Here's a case that shows that plaintiff's lawyers really go the distance for their clients. In this auto case, the accident happened in 1981, there was a jury verdict for the plaintiffs in 1983, the case was appealsed through the Utah Supreme Court, which affirmed the judgment in 1989 [eight years later], and then the fun really began.

It seems that State Farm, the defendant's carrier, had ample evidence from its own investigation, that the case was a policy limits case. Nevertheless, it failed to offer the policy limits to protect its insureds, the defendants. When the jury returned a verdict in excess of policy limits, State Farm told the defendants that they ought to go ahead and put their home up for sale, to cover the amount of verdict that was excess over the policy limits. The defendants were driven to the brink of bankruptcy before State Farm paid the entire judgment.
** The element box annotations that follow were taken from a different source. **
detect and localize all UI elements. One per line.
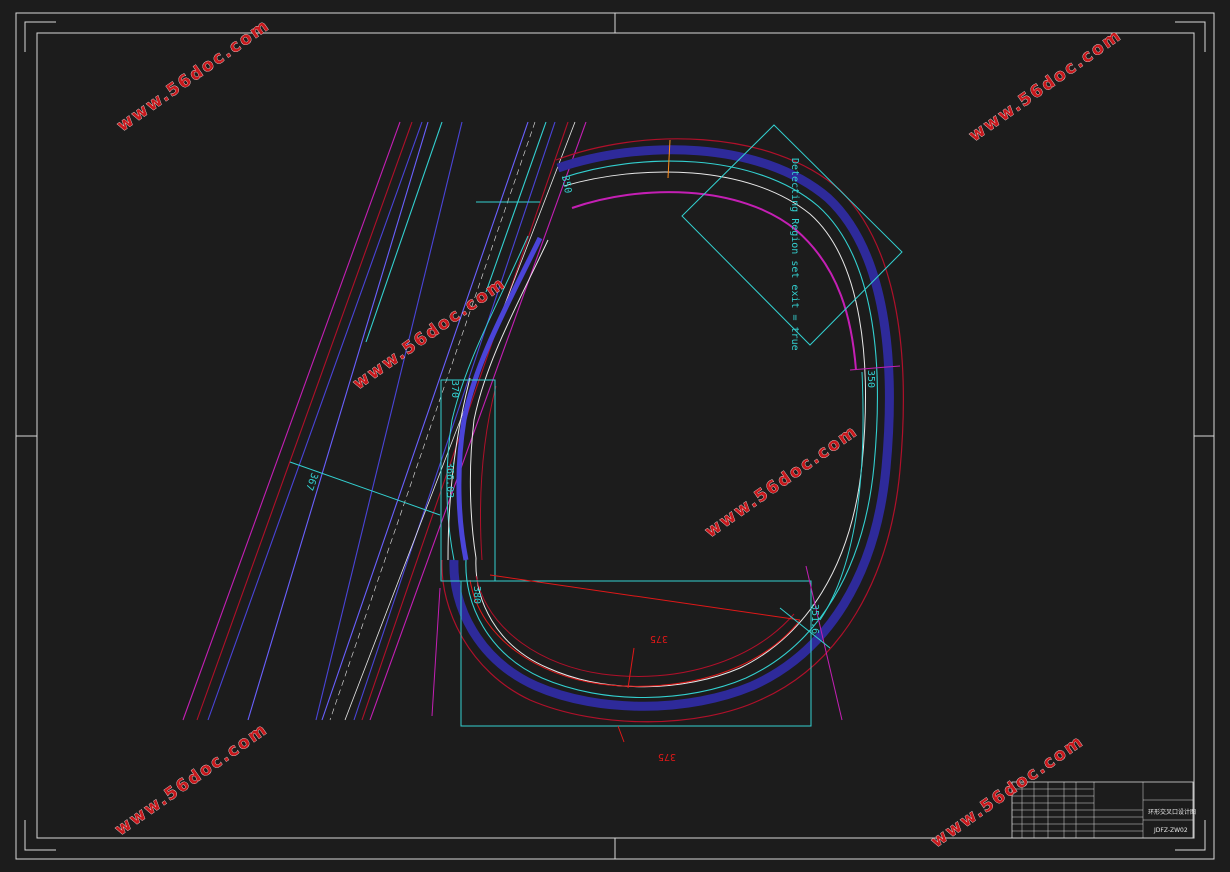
dim-outer-span: 375 — [658, 751, 676, 762]
drawing-frame — [15, 12, 1215, 860]
dim-lower-right-label: 351.6 — [809, 604, 820, 634]
watermark-top-right: www.56doc.com — [965, 25, 1126, 146]
detection-region: Detecting Region set exit = true — [681, 124, 903, 351]
dim-inner-span: 375 — [650, 633, 668, 644]
roundabout-loop — [441, 138, 904, 723]
straight-road-lines — [182, 121, 587, 721]
title-block-drawing-number: JDFZ-ZW02 — [1153, 827, 1188, 834]
watermark-center-right: www.56doc.com — [701, 421, 862, 542]
dim-right-label: 350 — [865, 370, 876, 388]
watermark-bottom-left: www.56doc.com — [111, 719, 272, 840]
cad-drawing: Detecting Region set exit = true 367 370… — [15, 12, 1215, 860]
title-block: 环形交叉口设计图 JDFZ-ZW02 — [1011, 781, 1196, 839]
dim-entry-radius: 366.03 — [444, 462, 455, 498]
dim-entry-width: 370 — [449, 380, 460, 398]
detection-region-note: Detecting Region set exit = true — [789, 158, 800, 351]
dim-exit-label: 380 — [471, 586, 482, 604]
title-block-title: 环形交叉口设计图 — [1148, 808, 1196, 816]
dim-left-offset: 367 — [303, 471, 320, 492]
construction-rectangles — [440, 379, 812, 727]
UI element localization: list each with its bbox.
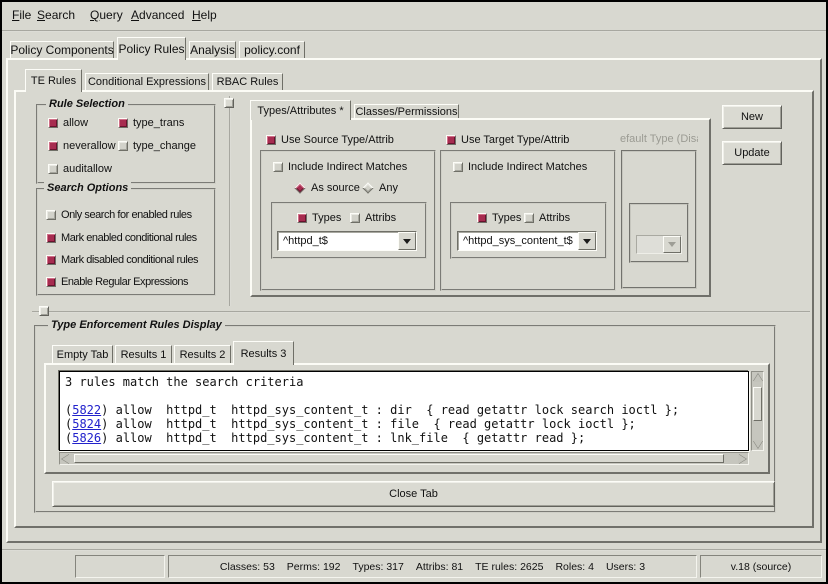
vscrollbar-thumb[interactable]	[753, 387, 762, 421]
tab-te-rules[interactable]: TE Rules	[25, 69, 82, 92]
tab-policy-rules-label: Policy Rules	[118, 42, 184, 56]
rule-number-link[interactable]: 5826	[72, 431, 101, 445]
rule-line: (5826) allow httpd_t httpd_sys_content_t…	[65, 431, 743, 445]
hscrollbar-thumb[interactable]	[74, 454, 724, 463]
tab-policy-rules[interactable]: Policy Rules	[117, 37, 186, 60]
close-tab-button[interactable]: Close Tab	[52, 481, 775, 507]
rule-line: (5822) allow httpd_t httpd_sys_content_t…	[65, 403, 743, 417]
rule-number-link[interactable]: 5824	[72, 417, 101, 431]
scroll-right-icon[interactable]	[738, 454, 746, 464]
tab-te-rules-label: TE Rules	[31, 75, 76, 87]
te-rules-content: Rule Selection allow type_trans neverall…	[0, 0, 828, 584]
results-summary-line: 3 rules match the search criteria	[65, 375, 743, 389]
results-content: 3 rules match the search criteria (5822)…	[0, 0, 828, 584]
results-hscrollbar[interactable]	[59, 452, 749, 465]
scroll-down-icon[interactable]	[753, 440, 763, 448]
scroll-up-icon[interactable]	[753, 374, 763, 382]
close-tab-button-label: Close Tab	[389, 488, 438, 500]
scroll-left-icon[interactable]	[62, 454, 70, 464]
results-text[interactable]: 3 rules match the search criteria (5822)…	[59, 371, 749, 451]
rule-line: (5824) allow httpd_t httpd_sys_content_t…	[65, 417, 743, 431]
apol-window: File Search Query Advanced Help Policy C…	[0, 0, 828, 584]
results-vscrollbar[interactable]	[751, 371, 764, 451]
rule-number-link[interactable]: 5822	[72, 403, 101, 417]
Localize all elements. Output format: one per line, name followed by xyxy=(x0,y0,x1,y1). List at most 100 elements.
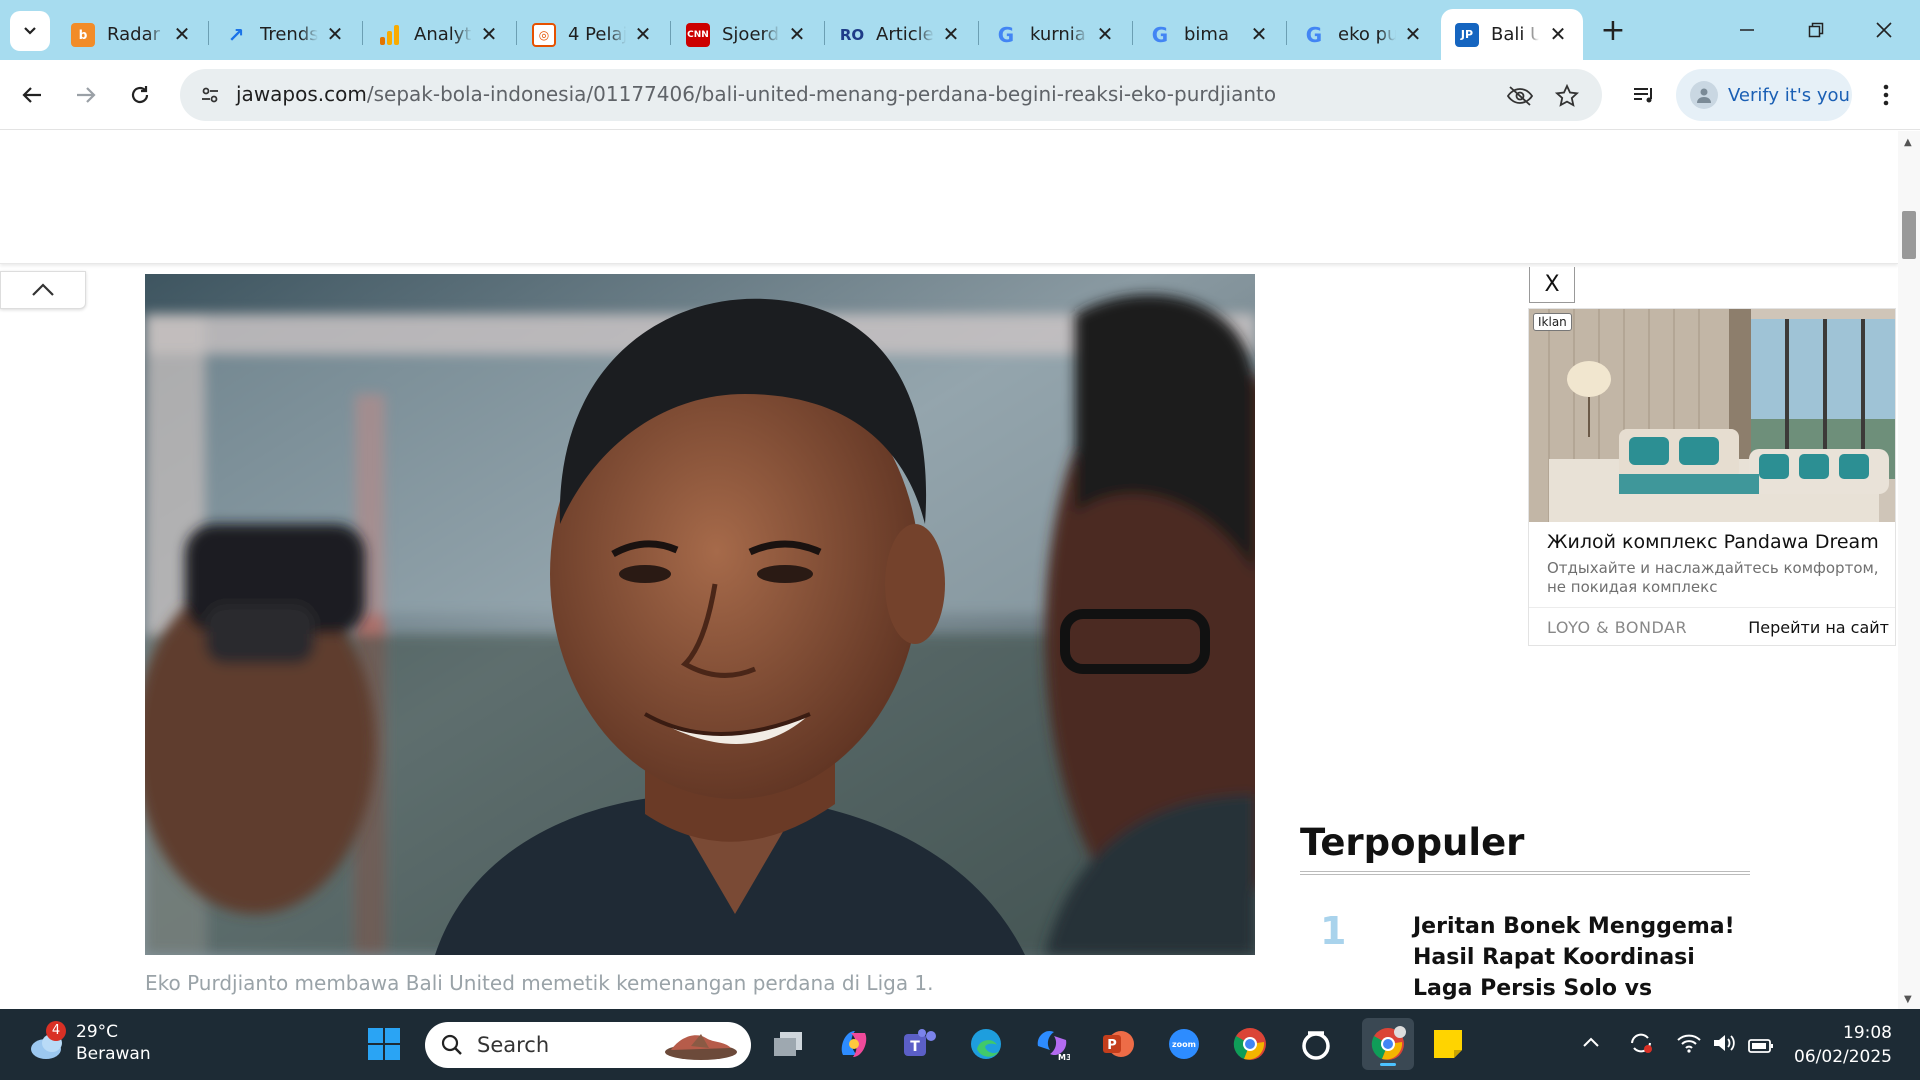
clock-date: 06/02/2025 xyxy=(1794,1047,1892,1067)
tab-sjoerd[interactable]: CNN Sjoerd ✕ xyxy=(672,9,822,60)
forward-button[interactable] xyxy=(68,77,104,113)
wifi-button[interactable] xyxy=(1676,1033,1702,1058)
zoom-icon: zoom xyxy=(1169,1029,1199,1059)
photo-caption: Eko Purdjianto membawa Bali United memet… xyxy=(145,971,934,995)
popular-rank: 1 xyxy=(1320,909,1347,953)
chevron-up-icon xyxy=(32,283,54,296)
m365-icon: M365 xyxy=(1037,1030,1070,1062)
task-view-button[interactable] xyxy=(768,1024,808,1064)
close-tab-icon[interactable]: ✕ xyxy=(786,23,808,45)
tab-strip: b Radar ✕ ↗ Trends ✕ Analytics ✕ ◎ 4 Pel… xyxy=(0,0,1920,60)
google-favicon-icon: G xyxy=(1151,22,1169,47)
show-hidden-icons-button[interactable] xyxy=(1582,1029,1600,1053)
bookmark-button[interactable] xyxy=(1552,81,1582,111)
close-tab-icon[interactable]: ✕ xyxy=(171,23,193,45)
side-ad[interactable]: Iklan Жилой комплекс Pandawa Dream Отдых… xyxy=(1528,308,1896,646)
pelajaran-favicon-icon: ◎ xyxy=(532,22,556,47)
edge-app[interactable] xyxy=(966,1024,1006,1064)
chrome-profile-app[interactable] xyxy=(1362,1018,1414,1070)
ad-brand: LOYO & BONDAR xyxy=(1547,618,1688,637)
chrome-icon xyxy=(1233,1028,1266,1060)
close-tab-icon[interactable]: ✕ xyxy=(940,23,962,45)
weather-widget[interactable]: 4 29°C Berawan xyxy=(28,1021,151,1065)
tab-trends[interactable]: ↗ Trends ✕ xyxy=(210,9,360,60)
tab-separator xyxy=(362,21,363,45)
tab-title: Analytics xyxy=(414,24,472,45)
menu-button[interactable] xyxy=(1868,77,1904,113)
powerpoint-icon: P xyxy=(1103,1031,1134,1057)
close-tab-icon[interactable]: ✕ xyxy=(632,23,654,45)
ad-cta-link[interactable]: Перейти на сайт xyxy=(1748,618,1889,637)
ad-badge: Iklan xyxy=(1533,313,1572,331)
tab-bali-united[interactable]: JP Bali United ✕ xyxy=(1441,9,1583,60)
tab-search-button[interactable] xyxy=(10,11,50,51)
popular-divider xyxy=(1300,871,1750,875)
minimize-button[interactable] xyxy=(1727,12,1767,48)
restore-button[interactable] xyxy=(1796,12,1836,48)
svg-text:M365: M365 xyxy=(1058,1053,1070,1062)
tab-articles[interactable]: RO Articles ✕ xyxy=(826,9,976,60)
ad-title[interactable]: Жилой комплекс Pandawa Dream xyxy=(1547,531,1879,553)
sync-status-button[interactable] xyxy=(1628,1031,1654,1060)
zoom-app[interactable]: zoom xyxy=(1164,1024,1204,1064)
tab-kurnia[interactable]: G kurnia ✕ xyxy=(980,9,1130,60)
new-tab-button[interactable]: + xyxy=(1595,14,1631,50)
close-tab-icon[interactable]: ✕ xyxy=(478,23,500,45)
powerpoint-app[interactable]: P xyxy=(1098,1024,1138,1064)
profile-verify-button[interactable]: Verify it's you xyxy=(1676,69,1852,121)
volume-button[interactable] xyxy=(1712,1033,1736,1058)
address-bar[interactable]: jawapos.com/sepak-bola-indonesia/0117740… xyxy=(180,69,1602,121)
jawapos-favicon-icon: JP xyxy=(1455,22,1479,47)
scrollbar-thumb[interactable] xyxy=(1902,211,1916,259)
ad-close-button[interactable]: X xyxy=(1529,267,1575,303)
sticky-notes-icon xyxy=(1434,1030,1462,1058)
close-tab-icon[interactable]: ✕ xyxy=(1248,23,1270,45)
sticky-notes-app[interactable] xyxy=(1428,1024,1468,1064)
popular-article-link[interactable]: Jeritan Bonek Menggema! Hasil Rapat Koor… xyxy=(1413,911,1743,1009)
verify-label: Verify it's you xyxy=(1728,84,1850,106)
tab-analytics[interactable]: Analytics ✕ xyxy=(364,9,514,60)
tab-eko-purdjianto[interactable]: G eko purdjianto ✕ xyxy=(1288,9,1438,60)
close-window-button[interactable] xyxy=(1864,12,1904,48)
taskbar: 4 29°C Berawan Search T M365 P zoom xyxy=(0,1009,1920,1080)
url-text[interactable]: jawapos.com/sepak-bola-indonesia/0117740… xyxy=(236,82,1276,106)
reading-list-button[interactable] xyxy=(1626,77,1662,113)
m365-app[interactable]: M365 xyxy=(1032,1024,1072,1064)
teams-app[interactable]: T xyxy=(900,1024,940,1064)
cnn-favicon-icon: CNN xyxy=(686,22,710,47)
tune-icon xyxy=(202,87,218,103)
weather-desc: Berawan xyxy=(76,1044,151,1064)
clock[interactable]: 19:08 06/02/2025 xyxy=(1794,1021,1892,1069)
app-ring[interactable] xyxy=(1296,1024,1336,1064)
google-favicon-icon: G xyxy=(997,22,1015,47)
tracking-protection-button[interactable] xyxy=(1505,81,1535,111)
copilot-app[interactable] xyxy=(834,1024,874,1064)
ad-image[interactable]: Iklan xyxy=(1529,309,1895,522)
browser-toolbar: jawapos.com/sepak-bola-indonesia/0117740… xyxy=(0,60,1920,130)
search-icon xyxy=(441,1034,462,1055)
tab-title: Articles xyxy=(876,24,934,45)
tab-pelajaran[interactable]: ◎ 4 Pelajaran ✕ xyxy=(518,9,668,60)
chrome-app[interactable] xyxy=(1230,1024,1270,1064)
svg-text:P: P xyxy=(1107,1038,1117,1053)
collapse-ad-button[interactable] xyxy=(0,271,86,309)
close-tab-icon[interactable]: ✕ xyxy=(1402,23,1424,45)
svg-text:zoom: zoom xyxy=(1172,1040,1196,1049)
taskbar-search[interactable]: Search xyxy=(425,1022,751,1068)
close-tab-icon[interactable]: ✕ xyxy=(1547,23,1569,45)
sync-icon xyxy=(1631,1033,1652,1053)
scroll-up-icon[interactable]: ▲ xyxy=(1904,137,1912,148)
site-info-button[interactable] xyxy=(194,79,226,111)
tab-radar[interactable]: b Radar ✕ xyxy=(57,9,207,60)
close-tab-icon[interactable]: ✕ xyxy=(324,23,346,45)
back-button[interactable] xyxy=(14,77,50,113)
article-photo xyxy=(145,274,1255,955)
start-button[interactable] xyxy=(364,1024,404,1064)
close-tab-icon[interactable]: ✕ xyxy=(1094,23,1116,45)
popular-heading: Terpopuler xyxy=(1300,821,1525,864)
battery-button[interactable] xyxy=(1748,1035,1774,1059)
page-scrollbar[interactable]: ▲ ▼ xyxy=(1898,131,1920,1009)
reload-button[interactable] xyxy=(122,77,158,113)
scroll-down-icon[interactable]: ▼ xyxy=(1904,994,1912,1005)
tab-bima[interactable]: G bima ✕ xyxy=(1134,9,1284,60)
Then the defendants filed suit against State Farm based on their bad faith and fraudulent refusal to protect them by trying to settle within policy limits.



The bad faith case went on for 12 years, during which time, the plaintiff insureds proved that State Farm altered key documents to cloud the plaintiffs' case, and that State Farm also practiced bad business tactics targeted toward people who were less likely to sue – such as the elderly and minorities. The Utah Supreme Court, with only one dissent, affirmed a compensatory judgment of $2.6 million and a punitive judgment of $145 million.



Now, the U.S. Supreme Court has taken certiorari, and you should see the number of amici briefs. I count 21 briefs apparently on the side of the insurance industry, i.e., to limit punitive damages, and 3 from the plaintiffs' point of view. That looks like piling on to me.



The Christian Science Monitor reported on the case, but pretty clearly is defense oriented here: "As recent headlines indicate, there is no shortage of examples of juries zapping corporations and other deep-pocket defendants with massive punitive damage verdicts." Oh really? Then how come I ain't a ga-zillionaire? The fact is, it just isn't true that there is "no shortage." These types of verdicts are few and far between. If they represented 1% of the total numbers of verdicts rendered, then I'd be surprised. And anyway, shouldn't there be a little more outrage at State Farm's depressingly familiar bad faith and malicious tactics, all in the name of increasing corporate profits? Translation: screw the little guy, if we can make more money . That's why State Farm got zapped. The fact that they have taken the case to the U.S. Supremes demonstrates that they still haven't gotten the message. Which means that wronged plaintiffs will have to keep doing this till the carriers in general, and State Farm in particular, abide by their contracts and act in good faith.



The case was argued on December 11, 2002, so we should have a decision in the next six months or so.